Israel’s “center of life” policy targets the Palestinians of Jerusalem, who are also affected by the Israeli policies. They require Palestinian permanent residents to consistently prove that they hold continuous residence in East Jerusalem by providing extensive documentary evidence. As West Bank ID holders are prohibited from entering and residing in occupied East Jerusalem without permission from the Israeli government, and family unification applications for West Bank ID holders were unofficially suspended in 2000, Palestinians from Jerusalem may face the prospect of having to live in a separate home to their West Bank ID holder spouse if they want to protect their right to work and live in their city of birth.

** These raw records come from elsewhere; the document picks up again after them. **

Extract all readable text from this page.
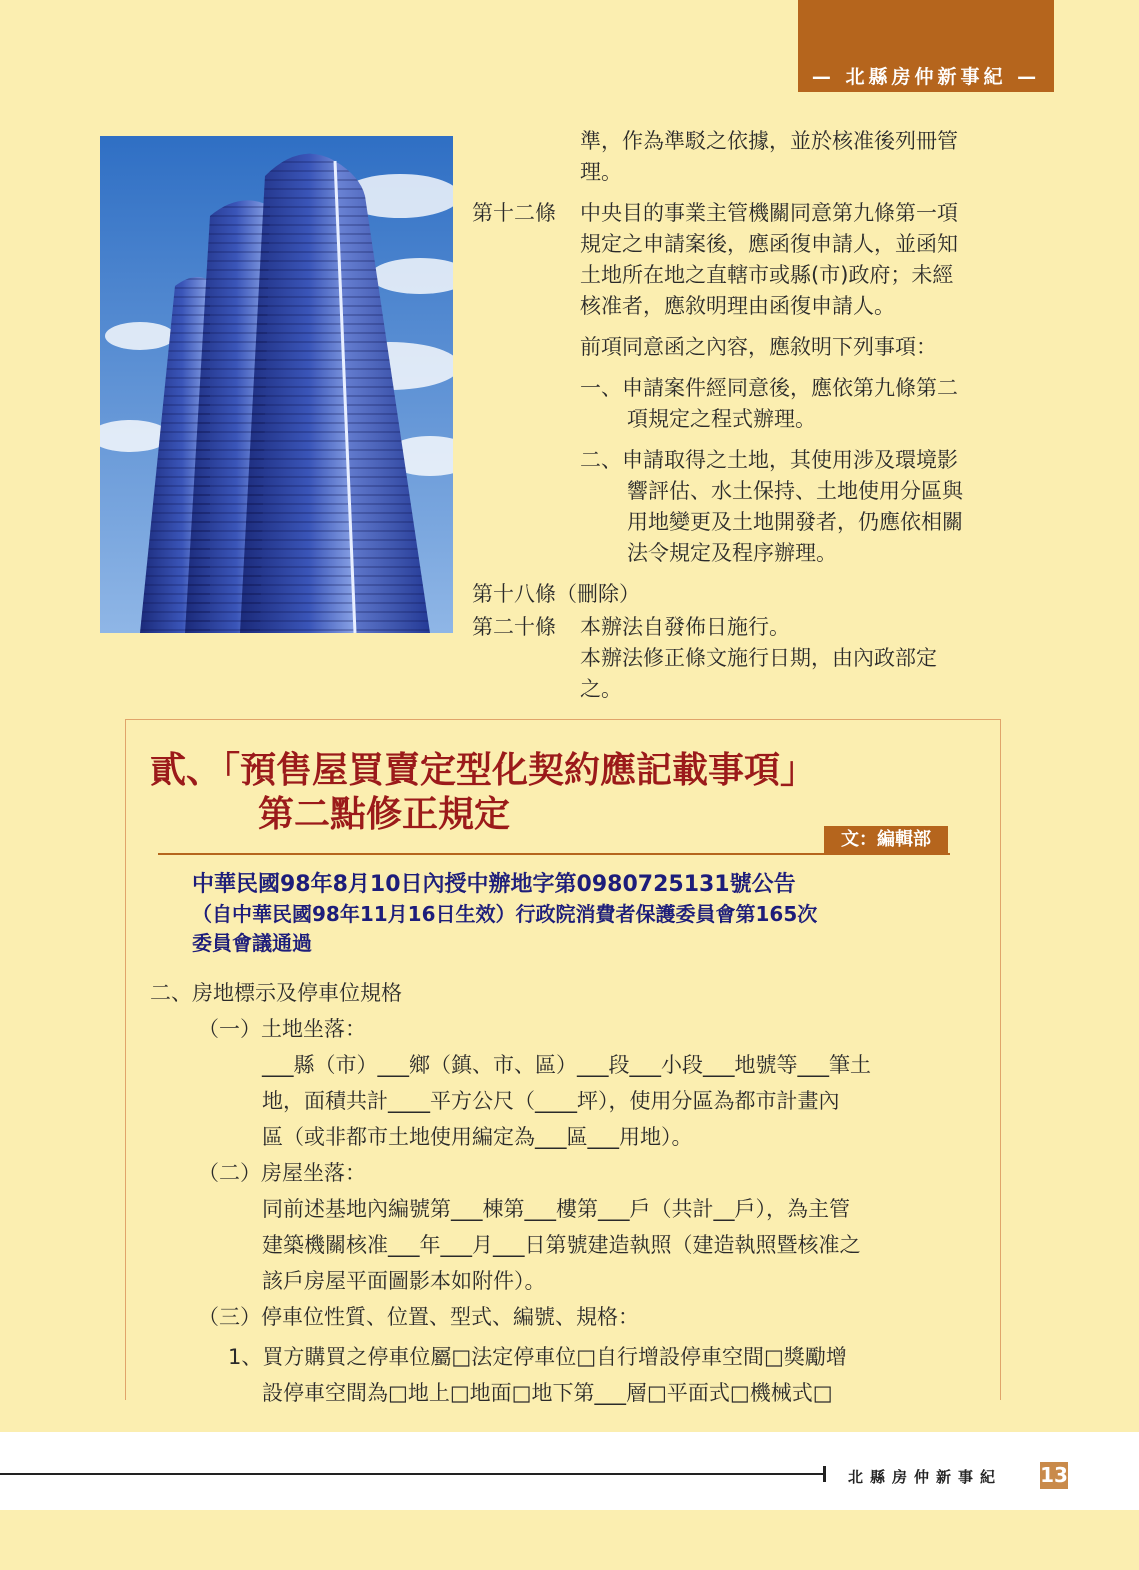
— 北縣房仲新事紀 —
準，作為準駁之依據，並於核准後列冊管
理。
第十二條 中央目的事業主管機關同意第九條第一項
規定之申請案後，應函復申請人，並函知
土地所在地之直轄市或縣(市)政府；未經
核准者，應敘明理由函復申請人。
前項同意函之內容，應敘明下列事項：
一、申請案件經同意後，應依第九條第二
項規定之程式辦理。
二、申請取得之土地，其使用涉及環境影
響評估、水土保持、土地使用分區與
用地變更及土地開發者，仍應依相關
法令規定及程序辦理。
第十八條（刪除）
第二十條 本辦法自發佈日施行。
本辦法修正條文施行日期，由內政部定
之。
貳、「預售屋買賣定型化契約應記載事項」
第二點修正規定
文：編輯部
中華民國98年8月10日內授中辦地字第0980725131號公告
（自中華民國98年11月16日生效）行政院消費者保護委員會第165次
委員會議通過
二、房地標示及停車位規格
（一）土地坐落：
___縣（市）___鄉（鎮、市、區）___段___小段___地號等___筆土
地，面積共計____平方公尺（____坪），使用分區為都市計畫內
區（或非都市土地使用編定為___區___用地）。
（二）房屋坐落：
同前述基地內編號第___棟第___樓第___戶（共計__戶），為主管
建築機關核准___年___月___日第號建造執照（建造執照暨核准之
該戶房屋平面圖影本如附件）。
（三）停車位性質、位置、型式、編號、規格：
1、買方購買之停車位屬□法定停車位□自行增設停車空間□獎勵增
設停車空間為□地上□地面□地下第___層□平面式□機械式□
北縣房仲新事紀 13
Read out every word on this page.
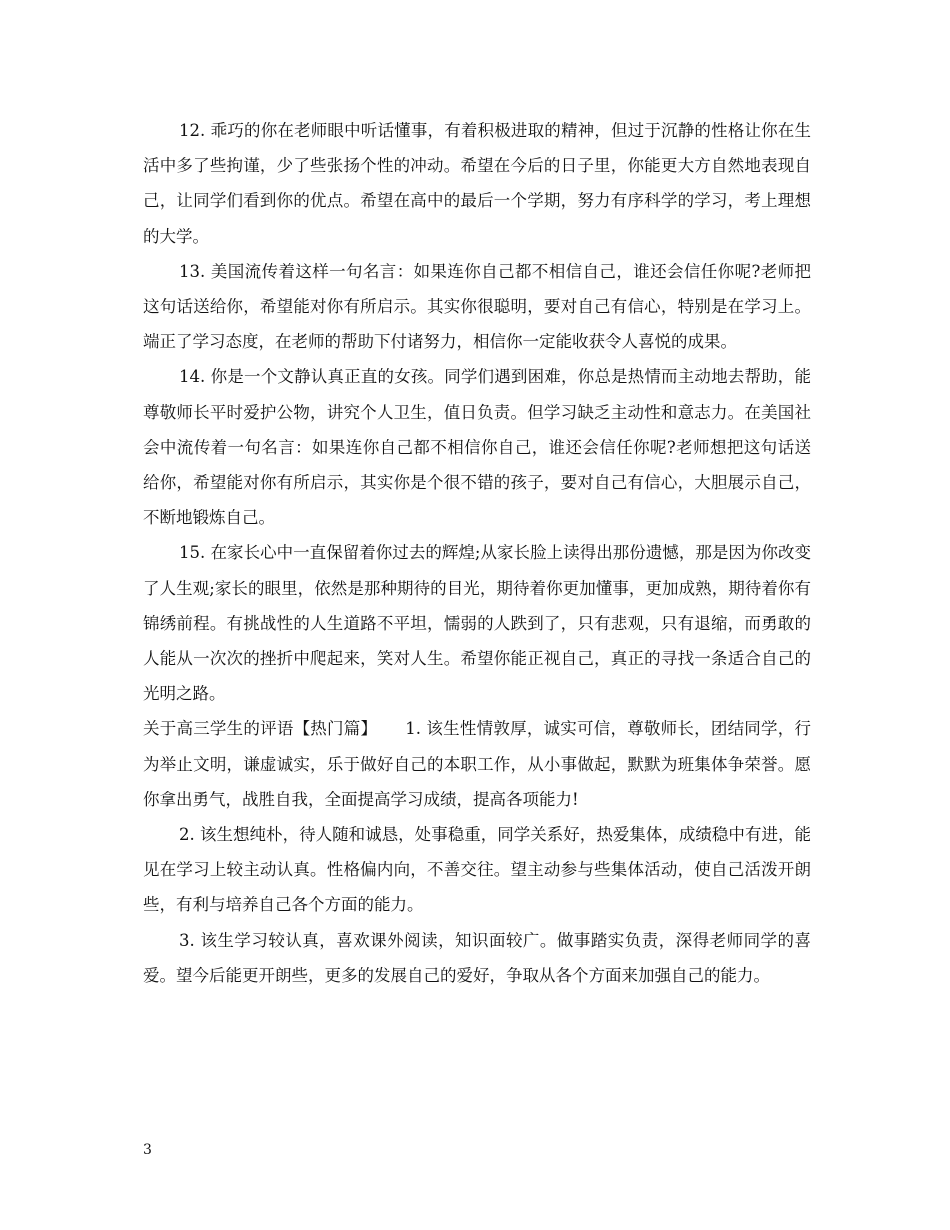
12. 乖巧的你在老师眼中听话懂事，有着积极进取的精神，但过于沉静的性格让你在生活中多了些拘谨，少了些张扬个性的冲动。希望在今后的日子里，你能更大方自然地表现自己，让同学们看到你的优点。希望在高中的最后一个学期，努力有序科学的学习，考上理想的大学。

13. 美国流传着这样一句名言：如果连你自己都不相信自己，谁还会信任你呢?老师把这句话送给你，希望能对你有所启示。其实你很聪明，要对自己有信心，特别是在学习上。端正了学习态度，在老师的帮助下付诸努力，相信你一定能收获令人喜悦的成果。

14. 你是一个文静认真正直的女孩。同学们遇到困难，你总是热情而主动地去帮助，能尊敬师长平时爱护公物，讲究个人卫生，值日负责。但学习缺乏主动性和意志力。在美国社会中流传着一句名言：如果连你自己都不相信你自己，谁还会信任你呢?老师想把这句话送给你，希望能对你有所启示，其实你是个很不错的孩子，要对自己有信心，大胆展示自己，不断地锻炼自己。

15. 在家长心中一直保留着你过去的辉煌;从家长脸上读得出那份遗憾，那是因为你改变了人生观;家长的眼里，依然是那种期待的目光，期待着你更加懂事，更加成熟，期待着你有锦绣前程。有挑战性的人生道路不平坦，懦弱的人跌到了，只有悲观，只有退缩，而勇敢的人能从一次次的挫折中爬起来，笑对人生。希望你能正视自己，真正的寻找一条适合自己的光明之路。

关于高三学生的评语【热门篇】 1. 该生性情敦厚，诚实可信，尊敬师长，团结同学，行为举止文明，谦虚诚实，乐于做好自己的本职工作，从小事做起，默默为班集体争荣誉。愿你拿出勇气，战胜自我，全面提高学习成绩，提高各项能力!

2. 该生想纯朴，待人随和诚恳，处事稳重，同学关系好，热爱集体，成绩稳中有进，能见在学习上较主动认真。性格偏内向，不善交往。望主动参与些集体活动，使自己活泼开朗些，有利与培养自己各个方面的能力。

3. 该生学习较认真，喜欢课外阅读，知识面较广。做事踏实负责，深得老师同学的喜爱。望今后能更开朗些，更多的发展自己的爱好，争取从各个方面来加强自己的能力。

3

Asked what her son’s future looks like from Gaza, Hekmat said: “In any community you need the colors, you need the difference, you need successful people, leaders, examples in the community. In Gaza, you wake up in the morning, you go in the taxi and the taxi driver talks about his hopelessness. You reach work and your employer talks about their sadness. You go back to your home, and the problems follow you inside your own home.”

“Young people in Gaza just try not to die,” she said. “Not to die, not to do drugs, not to become crazy.” When asked about the hopes and dreams of Palestinian youth, she said: “To have a dream, oh, you need to be a hero.”